Eugene, OR

The text's origin might be illuminating. It was in the summer of '93; I was standing in a bookstore in Eugene, Oregon reading the New York Times Book Review. There I came across Robert Coover's article The End of Books. I bought that Times. Coover claimed that the aspiring hypertext fiction authors in his writing classes were using hypertext to question the linearity of narrative. I wondered if hypertext could be used to question the linearity of philosophy. It seemed at first glance unlikely, since philosophy seemed even more wedded to linear argument than was fiction to linear narrative. When I returned from that vacation I began to write about this question, trying to find ways that hypertext could do that questioning or exceeding, and in the process expanding an old line of thought I had had about doing philosophy without arguments.
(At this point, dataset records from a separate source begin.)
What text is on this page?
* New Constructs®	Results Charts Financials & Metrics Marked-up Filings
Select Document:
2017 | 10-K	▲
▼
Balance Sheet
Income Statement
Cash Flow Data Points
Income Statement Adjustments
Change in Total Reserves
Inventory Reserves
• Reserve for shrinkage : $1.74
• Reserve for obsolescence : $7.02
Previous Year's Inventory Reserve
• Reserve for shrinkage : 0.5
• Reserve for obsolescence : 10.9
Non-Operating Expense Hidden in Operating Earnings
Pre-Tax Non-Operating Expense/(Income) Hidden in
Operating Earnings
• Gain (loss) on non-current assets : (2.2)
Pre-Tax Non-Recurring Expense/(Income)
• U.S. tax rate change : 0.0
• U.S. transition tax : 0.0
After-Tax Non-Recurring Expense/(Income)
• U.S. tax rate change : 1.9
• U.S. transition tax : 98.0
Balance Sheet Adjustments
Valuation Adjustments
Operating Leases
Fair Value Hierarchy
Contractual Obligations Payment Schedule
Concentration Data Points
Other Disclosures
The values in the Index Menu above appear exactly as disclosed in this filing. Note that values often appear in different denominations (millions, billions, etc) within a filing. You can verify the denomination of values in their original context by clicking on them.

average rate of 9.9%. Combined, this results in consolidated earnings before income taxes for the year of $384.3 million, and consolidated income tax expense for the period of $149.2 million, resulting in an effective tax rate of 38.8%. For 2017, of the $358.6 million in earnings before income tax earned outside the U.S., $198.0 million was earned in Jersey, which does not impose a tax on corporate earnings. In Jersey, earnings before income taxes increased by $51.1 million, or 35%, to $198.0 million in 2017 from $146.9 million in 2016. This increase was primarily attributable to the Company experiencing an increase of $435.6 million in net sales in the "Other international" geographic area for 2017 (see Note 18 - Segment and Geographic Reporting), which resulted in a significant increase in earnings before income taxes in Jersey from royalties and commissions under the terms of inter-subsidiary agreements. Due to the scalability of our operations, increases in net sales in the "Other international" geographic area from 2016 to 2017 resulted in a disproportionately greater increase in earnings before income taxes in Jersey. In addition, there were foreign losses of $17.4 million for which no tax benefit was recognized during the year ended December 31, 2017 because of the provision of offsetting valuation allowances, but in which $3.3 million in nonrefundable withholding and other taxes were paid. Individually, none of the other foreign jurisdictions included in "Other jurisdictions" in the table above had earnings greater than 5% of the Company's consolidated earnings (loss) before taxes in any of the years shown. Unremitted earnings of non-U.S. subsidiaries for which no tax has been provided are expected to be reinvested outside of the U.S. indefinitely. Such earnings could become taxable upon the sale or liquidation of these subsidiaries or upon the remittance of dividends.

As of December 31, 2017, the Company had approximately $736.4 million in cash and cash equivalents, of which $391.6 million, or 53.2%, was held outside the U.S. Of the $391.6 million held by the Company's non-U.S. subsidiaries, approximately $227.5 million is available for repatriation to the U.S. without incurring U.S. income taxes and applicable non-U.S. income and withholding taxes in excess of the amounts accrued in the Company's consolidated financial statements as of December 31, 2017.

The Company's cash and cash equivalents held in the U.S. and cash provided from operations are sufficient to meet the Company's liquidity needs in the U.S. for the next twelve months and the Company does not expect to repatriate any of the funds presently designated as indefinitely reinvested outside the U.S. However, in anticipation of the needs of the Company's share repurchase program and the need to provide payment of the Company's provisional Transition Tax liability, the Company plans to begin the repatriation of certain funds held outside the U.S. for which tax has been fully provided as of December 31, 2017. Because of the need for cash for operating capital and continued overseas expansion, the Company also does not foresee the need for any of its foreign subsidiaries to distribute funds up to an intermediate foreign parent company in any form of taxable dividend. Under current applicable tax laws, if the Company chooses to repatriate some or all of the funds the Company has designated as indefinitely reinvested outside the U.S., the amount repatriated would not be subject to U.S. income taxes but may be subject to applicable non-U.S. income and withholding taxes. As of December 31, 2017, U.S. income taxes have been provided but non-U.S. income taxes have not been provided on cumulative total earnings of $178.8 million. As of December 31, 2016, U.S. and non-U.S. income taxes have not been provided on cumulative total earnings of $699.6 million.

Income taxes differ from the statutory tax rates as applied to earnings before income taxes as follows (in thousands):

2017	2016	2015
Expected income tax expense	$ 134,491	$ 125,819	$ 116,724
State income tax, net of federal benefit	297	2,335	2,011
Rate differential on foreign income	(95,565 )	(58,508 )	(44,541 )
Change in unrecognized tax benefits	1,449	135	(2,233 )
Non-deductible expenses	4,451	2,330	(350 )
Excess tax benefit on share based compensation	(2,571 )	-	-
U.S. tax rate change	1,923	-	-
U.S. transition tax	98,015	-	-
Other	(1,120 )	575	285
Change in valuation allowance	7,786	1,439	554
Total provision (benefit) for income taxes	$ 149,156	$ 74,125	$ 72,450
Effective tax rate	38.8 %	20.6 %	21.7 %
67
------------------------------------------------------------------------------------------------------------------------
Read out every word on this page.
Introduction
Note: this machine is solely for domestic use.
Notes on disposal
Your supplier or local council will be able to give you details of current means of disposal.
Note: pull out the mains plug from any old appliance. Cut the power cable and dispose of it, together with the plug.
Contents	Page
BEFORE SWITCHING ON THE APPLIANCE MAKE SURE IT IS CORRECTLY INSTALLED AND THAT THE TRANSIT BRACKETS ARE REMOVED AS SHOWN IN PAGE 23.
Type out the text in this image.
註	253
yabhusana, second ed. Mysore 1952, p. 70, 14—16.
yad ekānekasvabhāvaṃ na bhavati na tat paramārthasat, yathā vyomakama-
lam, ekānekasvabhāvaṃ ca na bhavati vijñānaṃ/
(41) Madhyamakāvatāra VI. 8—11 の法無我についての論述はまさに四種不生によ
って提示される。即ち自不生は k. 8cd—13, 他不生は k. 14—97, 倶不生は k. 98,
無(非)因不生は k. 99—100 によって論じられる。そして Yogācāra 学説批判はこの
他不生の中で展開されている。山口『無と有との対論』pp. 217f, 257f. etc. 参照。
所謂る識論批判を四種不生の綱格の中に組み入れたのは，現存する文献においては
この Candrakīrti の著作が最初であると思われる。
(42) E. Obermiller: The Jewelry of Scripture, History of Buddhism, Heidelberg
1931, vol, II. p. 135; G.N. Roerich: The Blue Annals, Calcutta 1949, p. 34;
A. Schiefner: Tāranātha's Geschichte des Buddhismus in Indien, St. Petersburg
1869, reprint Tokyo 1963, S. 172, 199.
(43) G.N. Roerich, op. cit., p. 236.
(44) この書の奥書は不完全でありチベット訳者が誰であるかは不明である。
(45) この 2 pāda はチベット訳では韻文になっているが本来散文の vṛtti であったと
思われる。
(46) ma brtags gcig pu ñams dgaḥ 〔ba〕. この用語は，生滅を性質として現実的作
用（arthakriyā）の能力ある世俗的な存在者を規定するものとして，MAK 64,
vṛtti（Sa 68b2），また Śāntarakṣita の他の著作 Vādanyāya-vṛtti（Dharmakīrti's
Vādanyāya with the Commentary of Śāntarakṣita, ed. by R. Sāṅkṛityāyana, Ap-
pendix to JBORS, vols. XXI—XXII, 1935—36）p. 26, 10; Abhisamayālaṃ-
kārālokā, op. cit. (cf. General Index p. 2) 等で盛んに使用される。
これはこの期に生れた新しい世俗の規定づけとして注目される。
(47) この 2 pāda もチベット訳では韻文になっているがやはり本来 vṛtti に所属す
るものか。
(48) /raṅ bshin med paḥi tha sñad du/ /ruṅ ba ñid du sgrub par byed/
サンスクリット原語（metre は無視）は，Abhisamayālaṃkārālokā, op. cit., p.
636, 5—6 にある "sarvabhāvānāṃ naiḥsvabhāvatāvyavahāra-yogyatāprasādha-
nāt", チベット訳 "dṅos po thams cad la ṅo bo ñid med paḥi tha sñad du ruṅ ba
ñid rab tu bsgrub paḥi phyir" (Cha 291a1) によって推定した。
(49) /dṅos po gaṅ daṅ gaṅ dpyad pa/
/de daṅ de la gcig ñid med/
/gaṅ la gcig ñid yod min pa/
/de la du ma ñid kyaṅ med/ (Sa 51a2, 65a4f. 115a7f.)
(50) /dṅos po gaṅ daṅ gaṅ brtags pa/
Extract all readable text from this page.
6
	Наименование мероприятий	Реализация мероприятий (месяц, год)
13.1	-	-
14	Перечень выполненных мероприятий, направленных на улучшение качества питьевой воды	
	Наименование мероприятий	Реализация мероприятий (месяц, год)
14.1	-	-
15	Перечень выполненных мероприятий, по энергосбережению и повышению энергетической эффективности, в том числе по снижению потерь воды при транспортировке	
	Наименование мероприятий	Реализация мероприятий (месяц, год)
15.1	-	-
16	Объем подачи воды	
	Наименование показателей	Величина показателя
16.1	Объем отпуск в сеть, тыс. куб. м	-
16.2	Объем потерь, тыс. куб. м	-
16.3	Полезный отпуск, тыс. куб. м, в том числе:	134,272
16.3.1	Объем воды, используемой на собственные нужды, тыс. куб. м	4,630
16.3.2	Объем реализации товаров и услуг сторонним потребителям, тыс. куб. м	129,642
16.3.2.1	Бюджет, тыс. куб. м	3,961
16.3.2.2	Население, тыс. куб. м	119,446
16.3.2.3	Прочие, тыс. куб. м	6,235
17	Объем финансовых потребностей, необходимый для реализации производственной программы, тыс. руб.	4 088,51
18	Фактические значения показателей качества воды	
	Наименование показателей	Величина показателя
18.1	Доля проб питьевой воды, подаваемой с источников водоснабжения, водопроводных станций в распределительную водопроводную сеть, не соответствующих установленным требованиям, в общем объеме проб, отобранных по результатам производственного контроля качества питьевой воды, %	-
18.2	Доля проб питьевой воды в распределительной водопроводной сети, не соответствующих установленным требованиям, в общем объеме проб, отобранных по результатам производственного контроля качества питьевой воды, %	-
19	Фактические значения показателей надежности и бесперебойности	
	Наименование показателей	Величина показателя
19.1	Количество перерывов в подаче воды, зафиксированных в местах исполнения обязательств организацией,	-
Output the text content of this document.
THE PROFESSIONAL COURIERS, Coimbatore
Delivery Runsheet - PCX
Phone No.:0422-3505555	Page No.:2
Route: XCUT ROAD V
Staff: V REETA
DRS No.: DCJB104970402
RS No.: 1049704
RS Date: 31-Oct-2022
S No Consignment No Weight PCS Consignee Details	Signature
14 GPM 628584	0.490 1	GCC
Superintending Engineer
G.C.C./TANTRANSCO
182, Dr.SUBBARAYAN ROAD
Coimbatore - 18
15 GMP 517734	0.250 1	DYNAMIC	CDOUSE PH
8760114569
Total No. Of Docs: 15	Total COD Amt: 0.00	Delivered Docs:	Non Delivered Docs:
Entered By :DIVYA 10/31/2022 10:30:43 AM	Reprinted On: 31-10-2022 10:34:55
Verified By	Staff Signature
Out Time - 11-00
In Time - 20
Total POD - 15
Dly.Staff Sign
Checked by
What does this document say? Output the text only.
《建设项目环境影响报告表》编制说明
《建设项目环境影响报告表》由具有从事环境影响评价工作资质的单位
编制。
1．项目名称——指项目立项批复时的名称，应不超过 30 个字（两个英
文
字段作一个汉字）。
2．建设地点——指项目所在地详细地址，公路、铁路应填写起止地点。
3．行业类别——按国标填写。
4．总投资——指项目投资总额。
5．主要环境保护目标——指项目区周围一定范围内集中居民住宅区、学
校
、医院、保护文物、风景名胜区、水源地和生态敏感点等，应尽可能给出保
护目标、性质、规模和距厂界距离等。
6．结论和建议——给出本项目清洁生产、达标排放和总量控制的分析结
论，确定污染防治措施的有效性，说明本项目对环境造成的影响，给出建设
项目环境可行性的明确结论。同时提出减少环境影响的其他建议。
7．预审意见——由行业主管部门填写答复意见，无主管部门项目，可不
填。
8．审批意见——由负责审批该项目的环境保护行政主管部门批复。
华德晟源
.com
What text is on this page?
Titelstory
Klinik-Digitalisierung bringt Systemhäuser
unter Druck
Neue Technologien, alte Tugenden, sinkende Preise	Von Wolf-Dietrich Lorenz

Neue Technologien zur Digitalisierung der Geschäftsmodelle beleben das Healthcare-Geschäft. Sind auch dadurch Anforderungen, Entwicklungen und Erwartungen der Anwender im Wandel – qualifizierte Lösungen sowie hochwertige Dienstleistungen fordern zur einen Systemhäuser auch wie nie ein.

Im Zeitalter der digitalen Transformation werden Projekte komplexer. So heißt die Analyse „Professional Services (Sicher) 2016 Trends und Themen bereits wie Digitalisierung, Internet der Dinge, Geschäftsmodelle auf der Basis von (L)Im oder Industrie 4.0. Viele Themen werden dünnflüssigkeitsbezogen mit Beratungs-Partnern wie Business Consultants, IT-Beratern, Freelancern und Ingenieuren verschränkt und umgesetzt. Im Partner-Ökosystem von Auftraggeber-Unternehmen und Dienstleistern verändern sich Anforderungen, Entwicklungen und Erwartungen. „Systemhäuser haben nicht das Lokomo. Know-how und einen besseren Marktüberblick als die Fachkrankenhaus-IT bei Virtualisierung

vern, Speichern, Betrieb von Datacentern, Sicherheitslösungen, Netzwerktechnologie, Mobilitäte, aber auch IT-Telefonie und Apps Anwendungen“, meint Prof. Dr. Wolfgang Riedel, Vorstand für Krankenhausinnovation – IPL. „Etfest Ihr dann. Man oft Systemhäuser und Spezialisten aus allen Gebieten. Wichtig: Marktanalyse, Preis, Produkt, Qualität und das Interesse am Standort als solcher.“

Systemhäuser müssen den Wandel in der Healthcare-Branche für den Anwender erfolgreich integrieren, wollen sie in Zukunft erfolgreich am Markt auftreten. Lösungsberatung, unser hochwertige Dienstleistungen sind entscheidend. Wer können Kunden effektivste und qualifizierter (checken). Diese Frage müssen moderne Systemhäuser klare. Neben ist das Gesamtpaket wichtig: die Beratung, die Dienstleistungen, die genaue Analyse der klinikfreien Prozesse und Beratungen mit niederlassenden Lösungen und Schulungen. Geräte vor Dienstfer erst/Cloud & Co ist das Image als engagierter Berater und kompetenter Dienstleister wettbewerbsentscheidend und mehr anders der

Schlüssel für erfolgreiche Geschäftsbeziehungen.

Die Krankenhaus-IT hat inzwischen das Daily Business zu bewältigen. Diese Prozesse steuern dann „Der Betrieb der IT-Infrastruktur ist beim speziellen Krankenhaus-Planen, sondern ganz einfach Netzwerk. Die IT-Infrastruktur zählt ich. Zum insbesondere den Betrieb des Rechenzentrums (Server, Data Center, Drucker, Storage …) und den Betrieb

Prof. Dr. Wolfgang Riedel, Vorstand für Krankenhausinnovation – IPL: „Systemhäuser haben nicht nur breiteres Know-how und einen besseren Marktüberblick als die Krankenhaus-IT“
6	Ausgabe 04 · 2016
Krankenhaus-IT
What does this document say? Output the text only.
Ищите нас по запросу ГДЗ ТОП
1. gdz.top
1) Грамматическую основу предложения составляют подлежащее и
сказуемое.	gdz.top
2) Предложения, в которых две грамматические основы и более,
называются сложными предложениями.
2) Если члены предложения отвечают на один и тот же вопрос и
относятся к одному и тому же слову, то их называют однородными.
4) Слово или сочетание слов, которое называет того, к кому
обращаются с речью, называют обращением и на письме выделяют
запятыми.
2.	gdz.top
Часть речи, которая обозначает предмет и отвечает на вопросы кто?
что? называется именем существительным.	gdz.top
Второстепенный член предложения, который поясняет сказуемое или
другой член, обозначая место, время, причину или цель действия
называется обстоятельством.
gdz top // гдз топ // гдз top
At that time I contacted George Landow, visited Brown and saw what they were up to there, bought a copy of Storyspace, and began some experiments. Eventually I had written a linear essay on the subject. Then I felt that it really ought to be a hypertext. A very early version of the resulting hypertext is available at the Brown university hypertext archive on the Web. It still distinguishes sharply the linear essay portion and the chaotic hypertext portion. I eventually cut the essay up into shorter fragments and many paths, and added material to erase that distinction. This led to my rewriting and expanding the original essay; the new version has since been published in the volume Hyper/Text/Theory edited by George Landow (Baltimore: Johns Hopkins University Press, 1995). The published essay incorporates some material developed in the hypertext. The hypertext, however is more complex and considerably longer (25,000 words in the hypertext essay vs 9,000 words in the linear essay).

In the beginning, I was more addressing philosophers, saying there is something in hypertext (that is to say, I was addressing myself). Later I realized I would be addressing hypertext people saying, philosophy can be done in hypertext, and asking what kinds of new discourses will develop, and what would be the descendant of philosophy's self-critical role?